The first lady’s wardrobe — mixing trendsetting designs and off-the-rack cardigans — won her accolades from the fashion world.

She even held her own in a fashion face-off with French first lady Carla Bruni-Sarkozy, a former model, at the NATO summit in April.

Still, it must be said, there was the occasional howler.

Even her husband turned fashion critic at times, poking fun at what he calls her “Star Wars belt.”

And it’s a fair bet the first lady never meant to be photographed walking dog Bo on the South Lawn in those less-than-flattering Bermuda shorts.

The obsession with her wardrobe reflected the supersized scrutiny attached to everything about her.

No wonder she’s a big fan of the presidential retreat at Camp David, far removed from any cameras.

THE SWAN

Hours before the Obamas’ first state dinner, the first lady stood before young women participating in the White House mentoring program and made a confession of sorts.

“It’s sort of like a swan, where we’re kind of calm and serene above water — but we’re paddling like mad, going crazy underneath, trying to look smooth,” she said.

Everything did seem perfectly in order that afternoon. The first lady’s strapless, cream-colored evening gown was sure to be a knockout. A celebrity chef was trolling the garden for just the right herbs to garnish the evening’s feast. A chandeliered tent on the South Lawn stood ready to receive 340 A-list guests.

Enter the party-crashing Salahis.

Somehow, without an invitation, the fame-seekers insinuated themselves into the scene and eventually overshadowed it.

The whole episode was emblematic of the outside forces that can upend things for a first lady who works from a carefully crafted script.

Looking back now, Obama dismisses the gate-crashers as a mere “footnote” to an otherwise wonderful evening.

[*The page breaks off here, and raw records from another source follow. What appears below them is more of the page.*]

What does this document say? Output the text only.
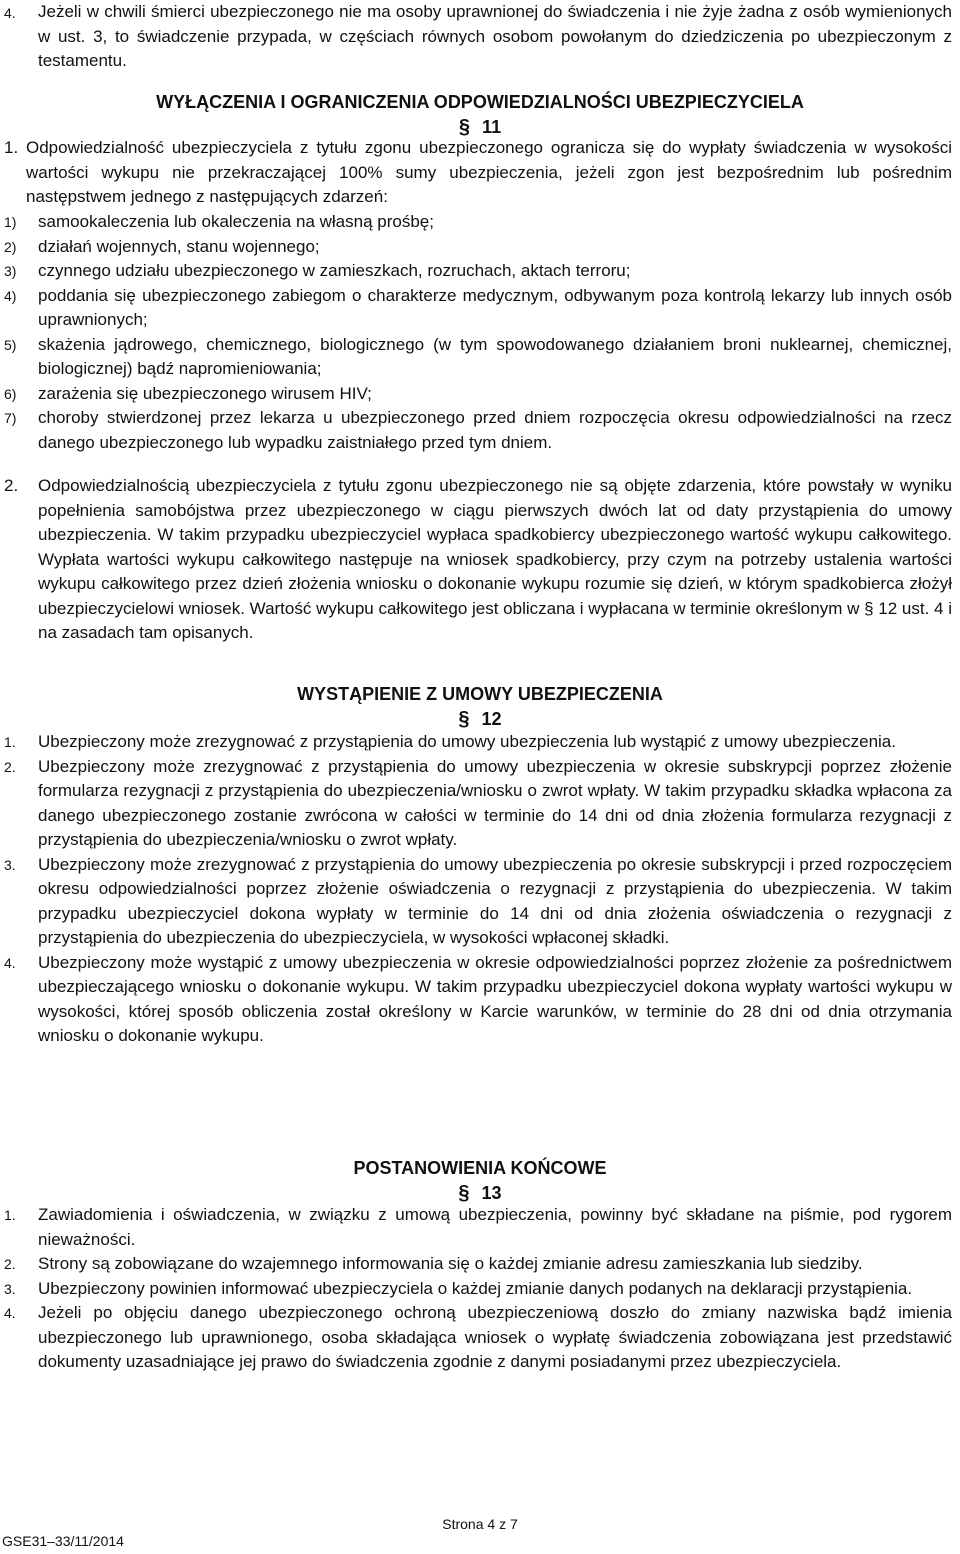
4.	Jeżeli w chwili śmierci ubezpieczonego nie ma osoby uprawnionej do świadczenia i nie żyje żadna z osób wymienionych w ust. 3, to świadczenie przypada, w częściach równych osobom powołanym do dziedziczenia po ubezpieczonym z testamentu.
WYŁĄCZENIA I OGRANICZENIA ODPOWIEDZIALNOŚCI UBEZPIECZYCIELA
§ 11
1. Odpowiedzialność ubezpieczyciela z tytułu zgonu ubezpieczonego ogranicza się do wypłaty świadczenia w wysokości wartości wykupu nie przekraczającej 100% sumy ubezpieczenia, jeżeli zgon jest bezpośrednim lub pośrednim następstwem jednego z następujących zdarzeń:
1)	samookaleczenia lub okaleczenia na własną prośbę;
2)	działań wojennych, stanu wojennego;
3)	czynnego udziału ubezpieczonego w zamieszkach, rozruchach, aktach terroru;
4)	poddania się ubezpieczonego zabiegom o charakterze medycznym, odbywanym poza kontrolą lekarzy lub innych osób uprawnionych;
5)	skażenia jądrowego, chemicznego, biologicznego (w tym spowodowanego działaniem broni nuklearnej, chemicznej, biologicznej) bądź napromieniowania;
6)	zarażenia się ubezpieczonego wirusem HIV;
7)	choroby stwierdzonej przez lekarza u ubezpieczonego przed dniem rozpoczęcia okresu odpowiedzialności na rzecz danego ubezpieczonego lub wypadku zaistniałego przed tym dniem.
2.	Odpowiedzialnością ubezpieczyciela z tytułu zgonu ubezpieczonego nie są objęte zdarzenia, które powstały w wyniku popełnienia samobójstwa przez ubezpieczonego w ciągu pierwszych dwóch lat od daty przystąpienia do umowy ubezpieczenia. W takim przypadku ubezpieczyciel wypłaca spadkobiercy ubezpieczonego wartość wykupu całkowitego. Wypłata wartości wykupu całkowitego następuje na wniosek spadkobiercy, przy czym na potrzeby ustalenia wartości wykupu całkowitego przez dzień złożenia wniosku o dokonanie wykupu rozumie się dzień, w którym spadkobierca złożył ubezpieczycielowi wniosek. Wartość wykupu całkowitego jest obliczana i wypłacana w terminie określonym w § 12 ust. 4 i na zasadach tam opisanych.
WYSTĄPIENIE Z UMOWY UBEZPIECZENIA
§ 12
1.	Ubezpieczony może zrezygnować z przystąpienia do umowy ubezpieczenia lub wystąpić z umowy ubezpieczenia.
2.	Ubezpieczony może zrezygnować z przystąpienia do umowy ubezpieczenia w okresie subskrypcji poprzez złożenie formularza rezygnacji z przystąpienia do ubezpieczenia/wniosku o zwrot wpłaty. W takim przypadku składka wpłacona za danego ubezpieczonego zostanie zwrócona w całości w terminie do 14 dni od dnia złożenia formularza rezygnacji z przystąpienia do ubezpieczenia/wniosku o zwrot wpłaty.
3.	Ubezpieczony może zrezygnować z przystąpienia do umowy ubezpieczenia po okresie subskrypcji i przed rozpoczęciem okresu odpowiedzialności poprzez złożenie oświadczenia o rezygnacji z przystąpienia do ubezpieczenia. W takim przypadku ubezpieczyciel dokona wypłaty w terminie do 14 dni od dnia złożenia oświadczenia o rezygnacji z przystąpienia do ubezpieczenia do ubezpieczyciela, w wysokości wpłaconej składki.
4.	Ubezpieczony może wystąpić z umowy ubezpieczenia w okresie odpowiedzialności poprzez złożenie za pośrednictwem ubezpieczającego wniosku o dokonanie wykupu. W takim przypadku ubezpieczyciel dokona wypłaty wartości wykupu w wysokości, której sposób obliczenia został określony w Karcie warunków, w terminie do 28 dni od dnia otrzymania wniosku o dokonanie wykupu.
POSTANOWIENIA KOŃCOWE
§ 13
1.	Zawiadomienia i oświadczenia, w związku z umową ubezpieczenia, powinny być składane na piśmie, pod rygorem nieważności.
2.	Strony są zobowiązane do wzajemnego informowania się o każdej zmianie adresu zamieszkania lub siedziby.
3.	Ubezpieczony powinien informować ubezpieczyciela o każdej zmianie danych podanych na deklaracji przystąpienia.
4.	Jeżeli po objęciu danego ubezpieczonego ochroną ubezpieczeniową doszło do zmiany nazwiska bądź imienia ubezpieczonego lub uprawnionego, osoba składająca wniosek o wypłatę świadczenia zobowiązana jest przedstawić dokumenty uzasadniające jej prawo do świadczenia zgodnie z danymi posiadanymi przez ubezpieczyciela.
Strona 4 z 7
GSE31–33/11/2014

At the time, though, White House press secretary Robert Gibbs described her as angry.

THE GOOD WIFE

It’s where she started as first lady and where it all will end: Michelle Obama is a wife and mother.

She has spent the past year figuring out how to be a very public role model, policy advocate and mentor without losing hold of that.

She’s tried to be the perfect example without suggesting she’s perfect.

When she sat for an Oval Office interview about marriage with her husband last fall — something of a novelty in itself — she insisted that bumps are inevitable, even continuous, in any relationship.

“The last thing we want to project,” she said then, is the image of a perfect marriage.

Ask her what she’s most proud of in the past year, and she doesn’t hesitate: “That my kids are sane,” she says.

And sanity can be a precious commodity when one’s life gets this level of scrutiny.

Even the smallest choices go under the microscope.

When Sasha and Malia got their swine flu vaccinations last fall, the first family was trying to set an example for the country.

Instead, instantly there were howls that the girls had gotten preferential treatment, that they had somehow jumped the line — even though the first family made sure the girls got their vaccine only after it was broadly available to schoolchildren in the District of Columbia.

Last fall, a high school student in Denver asked what was the hardest thing about being first lady.

She gestured toward the ever-present bank of news cameras and said it was “making sure my girls don’t get lost in all this.”

“I want to make sure they come out of this as whole as possible,” she said.

She was talking about Sasha and Malia. She could have been talking about herself.